I am a steady-state, finite-difference kind of guy and, so, I stay away from differential equations.

In my equation, dT is nothing else than (T₁ - T₂), for example:
T₁ - T₂ = Q₁₂R₁₂
and so
Qij = (Ti - Tj) / Rij
and so, the summation of the various (Ti - Tj) / Rij for all j connected to the same i is equal to injection Qi at node i.

Here, the denominator is thermal resistance connecting node i to node j, not just simply the distance between them, nor squared; like I illustrated before when I expanded/simplified dT=QR, in previous post, dx and dy cancel out leaving k/1, yielding the correct units on both sides of the equation...for a 2D problem, 1 unit deep, the units on both sides of Q = (T1-T2)/R are watts per meter squared (W/m²)...as it should be.

If you do a dimensional analysis in your linearized equation, the left hand side has temperature, times thermal conductivity divided by linear squared: K*W/Km/m² = W/m³...that's a volumetric heat density...how can that be the heat flow across the wall shared between two cells? The units need to be W/m².
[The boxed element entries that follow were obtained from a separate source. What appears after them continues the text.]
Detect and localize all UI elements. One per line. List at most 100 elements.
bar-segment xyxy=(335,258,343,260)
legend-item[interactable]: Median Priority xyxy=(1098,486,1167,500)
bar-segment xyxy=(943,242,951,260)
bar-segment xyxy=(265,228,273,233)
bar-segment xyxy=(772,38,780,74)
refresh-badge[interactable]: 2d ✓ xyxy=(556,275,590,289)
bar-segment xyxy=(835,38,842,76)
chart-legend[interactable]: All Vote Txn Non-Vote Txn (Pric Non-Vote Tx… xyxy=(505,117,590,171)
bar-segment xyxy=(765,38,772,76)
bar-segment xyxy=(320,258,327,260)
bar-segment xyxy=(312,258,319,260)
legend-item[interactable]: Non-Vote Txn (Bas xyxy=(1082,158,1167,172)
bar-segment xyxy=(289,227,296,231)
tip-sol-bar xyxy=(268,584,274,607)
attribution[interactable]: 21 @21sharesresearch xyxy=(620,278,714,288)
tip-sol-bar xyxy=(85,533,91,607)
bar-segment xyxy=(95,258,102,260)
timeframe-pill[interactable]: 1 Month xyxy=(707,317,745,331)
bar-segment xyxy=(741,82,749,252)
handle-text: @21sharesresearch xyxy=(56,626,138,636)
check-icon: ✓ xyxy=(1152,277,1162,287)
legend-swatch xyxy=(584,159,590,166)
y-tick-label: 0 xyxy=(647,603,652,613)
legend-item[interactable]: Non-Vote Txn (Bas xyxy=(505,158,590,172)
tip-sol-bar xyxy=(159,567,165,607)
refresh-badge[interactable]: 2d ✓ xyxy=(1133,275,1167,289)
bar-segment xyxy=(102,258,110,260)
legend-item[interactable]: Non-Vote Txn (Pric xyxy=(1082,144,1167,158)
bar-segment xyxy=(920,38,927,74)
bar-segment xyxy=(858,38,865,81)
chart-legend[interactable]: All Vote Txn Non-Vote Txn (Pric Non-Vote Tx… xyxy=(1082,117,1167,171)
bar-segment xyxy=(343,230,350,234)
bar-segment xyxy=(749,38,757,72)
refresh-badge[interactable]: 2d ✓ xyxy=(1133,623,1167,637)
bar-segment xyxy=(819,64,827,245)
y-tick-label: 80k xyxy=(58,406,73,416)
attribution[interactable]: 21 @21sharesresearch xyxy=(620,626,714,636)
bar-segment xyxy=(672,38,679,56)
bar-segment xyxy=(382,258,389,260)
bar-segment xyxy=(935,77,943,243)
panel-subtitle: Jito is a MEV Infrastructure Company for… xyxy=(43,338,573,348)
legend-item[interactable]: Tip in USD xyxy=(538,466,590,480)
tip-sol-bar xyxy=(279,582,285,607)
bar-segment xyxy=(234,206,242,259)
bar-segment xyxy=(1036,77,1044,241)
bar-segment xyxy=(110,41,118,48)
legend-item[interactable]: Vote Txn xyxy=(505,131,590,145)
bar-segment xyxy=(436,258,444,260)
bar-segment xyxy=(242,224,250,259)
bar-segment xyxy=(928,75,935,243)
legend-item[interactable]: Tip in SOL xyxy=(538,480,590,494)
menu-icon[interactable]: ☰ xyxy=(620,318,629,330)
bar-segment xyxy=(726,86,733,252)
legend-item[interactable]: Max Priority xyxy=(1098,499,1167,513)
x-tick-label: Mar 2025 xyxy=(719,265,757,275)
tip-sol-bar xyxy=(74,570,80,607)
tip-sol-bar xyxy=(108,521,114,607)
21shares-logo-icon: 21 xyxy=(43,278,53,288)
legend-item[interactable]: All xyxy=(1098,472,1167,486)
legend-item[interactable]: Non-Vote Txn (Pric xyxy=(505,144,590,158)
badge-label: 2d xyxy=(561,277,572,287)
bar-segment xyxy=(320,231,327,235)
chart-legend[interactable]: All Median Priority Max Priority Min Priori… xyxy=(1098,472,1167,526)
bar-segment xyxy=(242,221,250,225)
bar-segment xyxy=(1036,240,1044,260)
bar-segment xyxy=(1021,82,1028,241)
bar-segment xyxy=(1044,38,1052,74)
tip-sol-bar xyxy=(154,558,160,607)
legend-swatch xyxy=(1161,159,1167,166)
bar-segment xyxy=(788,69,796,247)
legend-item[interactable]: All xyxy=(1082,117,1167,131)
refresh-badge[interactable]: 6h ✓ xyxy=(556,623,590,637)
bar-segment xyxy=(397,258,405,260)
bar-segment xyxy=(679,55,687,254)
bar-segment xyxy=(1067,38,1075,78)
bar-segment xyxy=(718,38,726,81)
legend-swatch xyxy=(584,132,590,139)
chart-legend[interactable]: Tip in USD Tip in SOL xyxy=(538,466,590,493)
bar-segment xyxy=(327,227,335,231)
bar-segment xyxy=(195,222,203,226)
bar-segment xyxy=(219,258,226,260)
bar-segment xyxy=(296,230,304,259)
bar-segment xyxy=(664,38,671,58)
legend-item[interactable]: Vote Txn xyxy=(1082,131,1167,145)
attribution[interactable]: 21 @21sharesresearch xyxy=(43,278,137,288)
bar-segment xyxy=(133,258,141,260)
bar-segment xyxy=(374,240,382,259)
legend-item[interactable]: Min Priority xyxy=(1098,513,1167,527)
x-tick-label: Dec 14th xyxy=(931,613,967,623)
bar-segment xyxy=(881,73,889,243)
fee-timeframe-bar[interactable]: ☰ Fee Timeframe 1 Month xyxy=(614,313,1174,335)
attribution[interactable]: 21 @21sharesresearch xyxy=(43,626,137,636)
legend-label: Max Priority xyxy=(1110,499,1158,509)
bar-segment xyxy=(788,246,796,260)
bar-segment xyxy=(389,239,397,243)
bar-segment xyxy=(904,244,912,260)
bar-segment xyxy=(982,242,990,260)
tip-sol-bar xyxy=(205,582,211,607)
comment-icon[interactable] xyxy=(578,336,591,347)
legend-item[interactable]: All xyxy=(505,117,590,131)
So, I think I going back to what I said before...because the units of the left hand side are W/m³ and you have h² in there, the meaning of Q on the other side is not an absolute, fix amount of watts every time, instead it is a density...so, every time you change the size of the one element with heat generation, you change the amount of total heat being injected into the system and when you solve whatever problem you are solving, you of course get a different answer...that's all I can speculate.

 

[gsal]

Actually, let me take the part about W/m² half-way back...sure, steady-state heat rate through a shared wall can only be in W/m², but the heat from one node to the other (after multiplying by the area of the wall) should truly just be in plain W (watts), that's it.